Electronic component part numbers (such as DM3AT-SF-PEJM5(11) or 5015-120-001) are highly structured. They contain manufacturer prefixes, mounting codes, packaging identifiers, and revisions separated by dashes, slashes, or parentheses. Standard text search engines fail here: they either break the tokens into too many pieces, or fail to match when the user types a partial part number.
To provide instant, accurate search results for engineers, we must write custom Elasticsearch analyzers that understand part number syntax.

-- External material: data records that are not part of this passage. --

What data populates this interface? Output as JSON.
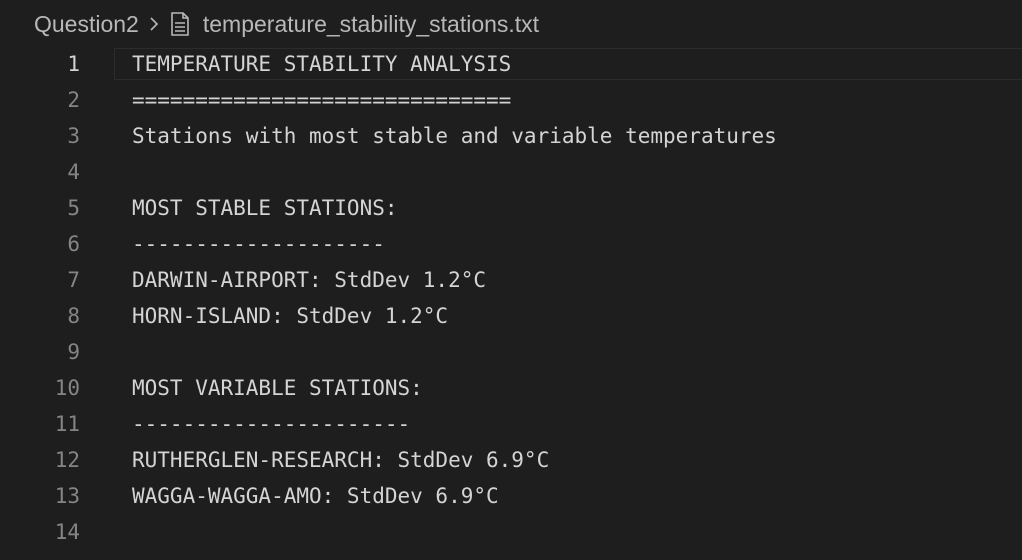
{
  "breadcrumb": {
    "folder": "Question2",
    "separator_icon": "chevron-right-icon",
    "file_icon": "file-text-icon",
    "file": "temperature_stability_stations.txt"
  },
  "editor": {
    "current_line": 1,
    "lines": [
      {
        "number": "1",
        "text": "TEMPERATURE STABILITY ANALYSIS"
      },
      {
        "number": "2",
        "text": "=============================="
      },
      {
        "number": "3",
        "text": "Stations with most stable and variable temperatures"
      },
      {
        "number": "4",
        "text": ""
      },
      {
        "number": "5",
        "text": "MOST STABLE STATIONS:"
      },
      {
        "number": "6",
        "text": "--------------------"
      },
      {
        "number": "7",
        "text": "DARWIN-AIRPORT: StdDev 1.2°C"
      },
      {
        "number": "8",
        "text": "HORN-ISLAND: StdDev 1.2°C"
      },
      {
        "number": "9",
        "text": ""
      },
      {
        "number": "10",
        "text": "MOST VARIABLE STATIONS:"
      },
      {
        "number": "11",
        "text": "----------------------"
      },
      {
        "number": "12",
        "text": "RUTHERGLEN-RESEARCH: StdDev 6.9°C"
      },
      {
        "number": "13",
        "text": "WAGGA-WAGGA-AMO: StdDev 6.9°C"
      },
      {
        "number": "14",
        "text": ""
      }
    ]
  }
}
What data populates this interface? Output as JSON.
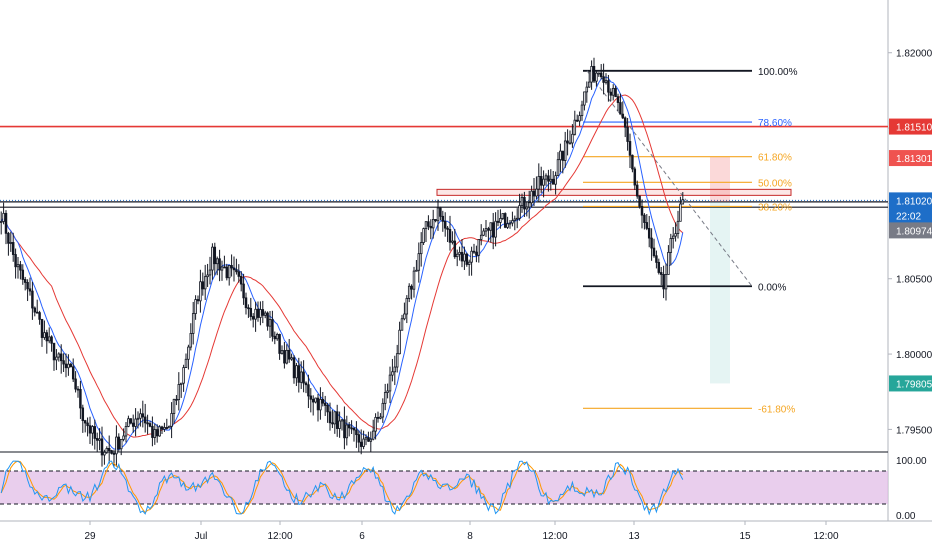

1. Custom N-Gram Tokenization
Standard tokenizers split text by whitespace or punctuation. For part numbers, we want to match partial queries like DM3 or PEJM5. We configure a custom Edge N-Gram Tokenizer that generates partial tokens from the start of each word, combined with a custom character filter that strips non-alphanumeric characters:
{
"settings": {
"analysis": {
"tokenizer": {
"part_ngram_tokenizer": {
"type": "edge_ngram",
"min_gram": 3,
"max_gram": 20,
"token_chars": ["letter", "digit"]
}
},
"analyzer": {
"part_number_analyzer": {
"type": "custom",
"tokenizer": "part_ngram_tokenizer",
"filter": ["lowercase"]
}
}
}
}
}
2. Tuning Match Queries
When querying, we use a bool query that combines a high-weight exact match clause with a lower-weight fuzzy clause. This ensures that exact matches appear at the top, while partial or slightly misspelled numbers still appear in the search results.